The Maryland attorney general's office has asked the U.S. Supreme Court to review a ruling by the Court of Appeals about the way Maryland handles the taxation of out-of-state income that could cost counties $50 million a year.
Maryland provides credits for taxes that are paid to other states but does not extend those credits to the local portion of the state taxes that is used to partly fund counties and Baltimore. Brian and Karen Wynne, a Howard County couple, contested the second part of the law and the state's top court ruled this year that it violates the Commerce Clause of the U.S. Constitution.

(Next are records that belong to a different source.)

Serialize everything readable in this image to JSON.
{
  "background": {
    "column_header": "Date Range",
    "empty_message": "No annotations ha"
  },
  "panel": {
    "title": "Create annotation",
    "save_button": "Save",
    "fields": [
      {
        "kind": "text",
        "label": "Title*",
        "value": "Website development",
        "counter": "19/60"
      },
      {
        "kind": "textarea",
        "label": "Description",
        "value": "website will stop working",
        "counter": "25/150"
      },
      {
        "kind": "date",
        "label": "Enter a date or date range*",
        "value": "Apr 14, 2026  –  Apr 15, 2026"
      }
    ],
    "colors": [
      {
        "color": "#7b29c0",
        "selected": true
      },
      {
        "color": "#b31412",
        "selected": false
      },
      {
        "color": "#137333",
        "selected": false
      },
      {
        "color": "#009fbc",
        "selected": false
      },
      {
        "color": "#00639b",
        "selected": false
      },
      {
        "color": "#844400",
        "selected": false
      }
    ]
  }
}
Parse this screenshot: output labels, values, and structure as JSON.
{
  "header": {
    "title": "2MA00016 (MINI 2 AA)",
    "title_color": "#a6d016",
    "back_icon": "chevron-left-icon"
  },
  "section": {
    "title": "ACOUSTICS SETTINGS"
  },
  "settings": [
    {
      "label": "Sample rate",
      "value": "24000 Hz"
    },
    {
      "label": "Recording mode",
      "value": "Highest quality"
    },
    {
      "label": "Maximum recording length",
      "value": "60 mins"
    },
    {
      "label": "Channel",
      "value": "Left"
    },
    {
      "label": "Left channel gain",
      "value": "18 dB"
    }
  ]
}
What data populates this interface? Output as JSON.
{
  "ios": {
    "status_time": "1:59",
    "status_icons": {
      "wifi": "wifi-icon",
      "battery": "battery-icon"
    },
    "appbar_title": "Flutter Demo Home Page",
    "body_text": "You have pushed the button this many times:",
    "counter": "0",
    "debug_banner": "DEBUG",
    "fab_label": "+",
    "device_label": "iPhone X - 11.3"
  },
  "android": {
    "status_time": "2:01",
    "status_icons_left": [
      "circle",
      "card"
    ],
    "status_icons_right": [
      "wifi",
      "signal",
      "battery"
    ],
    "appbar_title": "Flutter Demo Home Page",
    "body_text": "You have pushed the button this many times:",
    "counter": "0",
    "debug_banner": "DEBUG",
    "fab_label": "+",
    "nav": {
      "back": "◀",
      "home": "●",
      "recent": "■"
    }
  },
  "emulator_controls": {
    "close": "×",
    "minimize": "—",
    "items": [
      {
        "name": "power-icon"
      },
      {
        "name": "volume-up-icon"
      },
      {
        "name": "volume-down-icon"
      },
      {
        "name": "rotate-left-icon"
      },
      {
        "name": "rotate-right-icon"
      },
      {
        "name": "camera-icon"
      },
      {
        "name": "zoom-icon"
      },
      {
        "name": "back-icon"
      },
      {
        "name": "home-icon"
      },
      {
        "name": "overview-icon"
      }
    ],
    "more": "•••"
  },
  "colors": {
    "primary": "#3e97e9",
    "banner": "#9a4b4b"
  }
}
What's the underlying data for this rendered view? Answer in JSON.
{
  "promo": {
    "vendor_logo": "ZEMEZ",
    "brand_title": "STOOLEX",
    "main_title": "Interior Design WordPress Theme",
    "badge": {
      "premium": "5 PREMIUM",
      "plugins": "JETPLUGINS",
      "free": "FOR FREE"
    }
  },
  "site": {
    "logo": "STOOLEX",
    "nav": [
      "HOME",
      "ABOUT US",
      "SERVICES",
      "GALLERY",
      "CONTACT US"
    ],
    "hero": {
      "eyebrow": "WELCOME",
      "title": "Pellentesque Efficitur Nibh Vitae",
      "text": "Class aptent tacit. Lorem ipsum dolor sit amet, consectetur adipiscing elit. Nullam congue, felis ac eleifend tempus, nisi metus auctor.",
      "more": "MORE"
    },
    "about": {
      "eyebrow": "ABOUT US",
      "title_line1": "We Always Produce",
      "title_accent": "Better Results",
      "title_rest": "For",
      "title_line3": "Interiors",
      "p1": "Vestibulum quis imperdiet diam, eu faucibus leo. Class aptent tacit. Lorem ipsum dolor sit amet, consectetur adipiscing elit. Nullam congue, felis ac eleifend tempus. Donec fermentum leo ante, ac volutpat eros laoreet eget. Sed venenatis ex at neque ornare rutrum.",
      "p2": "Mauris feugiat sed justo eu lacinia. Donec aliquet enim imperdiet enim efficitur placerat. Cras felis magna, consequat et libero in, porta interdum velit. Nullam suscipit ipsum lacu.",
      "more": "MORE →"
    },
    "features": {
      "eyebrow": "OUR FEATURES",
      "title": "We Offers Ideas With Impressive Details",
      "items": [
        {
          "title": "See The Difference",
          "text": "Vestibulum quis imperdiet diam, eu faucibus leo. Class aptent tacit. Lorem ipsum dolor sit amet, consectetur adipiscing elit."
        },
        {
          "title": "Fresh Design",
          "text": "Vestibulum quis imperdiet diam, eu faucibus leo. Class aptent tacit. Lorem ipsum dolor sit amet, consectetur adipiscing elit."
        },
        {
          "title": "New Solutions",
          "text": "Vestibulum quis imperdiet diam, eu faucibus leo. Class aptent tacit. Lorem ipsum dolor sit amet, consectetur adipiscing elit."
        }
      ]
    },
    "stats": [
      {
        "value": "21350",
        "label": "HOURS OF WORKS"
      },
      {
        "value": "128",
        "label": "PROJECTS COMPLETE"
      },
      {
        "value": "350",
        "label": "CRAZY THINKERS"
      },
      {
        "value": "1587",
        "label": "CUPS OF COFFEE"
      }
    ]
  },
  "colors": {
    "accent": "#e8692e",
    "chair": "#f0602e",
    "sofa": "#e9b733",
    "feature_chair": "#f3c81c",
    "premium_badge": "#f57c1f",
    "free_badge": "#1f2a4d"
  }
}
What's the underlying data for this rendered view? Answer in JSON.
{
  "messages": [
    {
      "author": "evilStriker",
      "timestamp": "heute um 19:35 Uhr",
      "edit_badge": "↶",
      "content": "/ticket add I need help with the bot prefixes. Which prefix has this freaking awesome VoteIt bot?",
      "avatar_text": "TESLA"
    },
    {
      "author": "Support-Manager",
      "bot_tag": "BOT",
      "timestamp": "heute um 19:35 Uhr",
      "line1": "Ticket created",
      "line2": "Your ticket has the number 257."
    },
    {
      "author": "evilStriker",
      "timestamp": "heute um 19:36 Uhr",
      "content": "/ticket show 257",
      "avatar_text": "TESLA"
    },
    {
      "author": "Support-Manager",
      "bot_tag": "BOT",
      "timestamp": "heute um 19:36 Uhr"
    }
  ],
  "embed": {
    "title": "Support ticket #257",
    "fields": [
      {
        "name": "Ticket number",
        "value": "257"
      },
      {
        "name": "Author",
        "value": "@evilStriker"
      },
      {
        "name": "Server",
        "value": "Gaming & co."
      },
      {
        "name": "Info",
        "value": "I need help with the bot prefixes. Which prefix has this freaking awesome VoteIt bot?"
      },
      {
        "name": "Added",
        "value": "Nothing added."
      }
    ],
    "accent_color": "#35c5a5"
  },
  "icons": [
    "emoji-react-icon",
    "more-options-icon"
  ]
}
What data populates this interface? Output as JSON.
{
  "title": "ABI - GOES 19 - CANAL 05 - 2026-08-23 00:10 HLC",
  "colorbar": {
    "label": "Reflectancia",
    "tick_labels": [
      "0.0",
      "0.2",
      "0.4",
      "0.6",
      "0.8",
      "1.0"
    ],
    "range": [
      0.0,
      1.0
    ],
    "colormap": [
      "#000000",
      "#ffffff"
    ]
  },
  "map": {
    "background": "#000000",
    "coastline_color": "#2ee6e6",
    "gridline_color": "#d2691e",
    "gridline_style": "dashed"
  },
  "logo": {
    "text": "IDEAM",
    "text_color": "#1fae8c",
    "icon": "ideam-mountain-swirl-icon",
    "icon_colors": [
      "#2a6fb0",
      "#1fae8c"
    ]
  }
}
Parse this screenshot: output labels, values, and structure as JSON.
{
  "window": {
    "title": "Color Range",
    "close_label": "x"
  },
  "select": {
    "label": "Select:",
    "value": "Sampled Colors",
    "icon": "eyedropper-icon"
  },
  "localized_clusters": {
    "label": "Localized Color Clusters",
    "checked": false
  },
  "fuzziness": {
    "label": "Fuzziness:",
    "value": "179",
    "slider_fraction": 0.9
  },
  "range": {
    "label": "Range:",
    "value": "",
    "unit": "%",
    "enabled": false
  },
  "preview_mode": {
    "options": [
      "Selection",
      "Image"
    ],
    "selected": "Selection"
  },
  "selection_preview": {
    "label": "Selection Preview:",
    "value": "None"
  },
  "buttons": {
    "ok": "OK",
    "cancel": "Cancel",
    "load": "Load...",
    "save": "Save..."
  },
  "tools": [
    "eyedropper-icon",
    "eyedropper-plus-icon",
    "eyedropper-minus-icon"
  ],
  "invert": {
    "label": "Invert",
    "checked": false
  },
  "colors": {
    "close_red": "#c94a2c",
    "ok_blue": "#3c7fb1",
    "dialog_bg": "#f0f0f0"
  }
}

In a petition to the U.S. Supreme Court, the attorney general's office said the nation's top court has long recognized the power of states to tax the entire income of their residents and called the Maryland high court's finding "unprecedented."
"The Constitution furnishes no basis for invalidating Maryland's long-standing tax system or casting doubt on the validity of similar regimes maintained in other states," the state's lawyers wrote in the filing.
An attorney for the Wynnes declined to comment on the petition.
Brian Wynne owned a stake in a medical supply business that operates around the country and is set up in such a way that its profits are treated as personal income. In his 2006 tax return, Wynne applied for credits on his portion of the company's income that was taxed elsewhere, but Maryland tax authorities said that he had underpaid, according to court documents.
Wynne contested that finding, sparking the lawsuit.
The Maryland Court of Appeals found in May that by not offering a credit for the local portion of the tax, the state's code could discourage corporations from doing business across state lines.
The tax system "may encourage Maryland residents to invest in purely local businesses, and discourage businesses from seeking to operate both in Maryland and in other states," Judge Robert J. McDonald wrote. "In effect, it acts as an extra tax on interstate income-earning activities."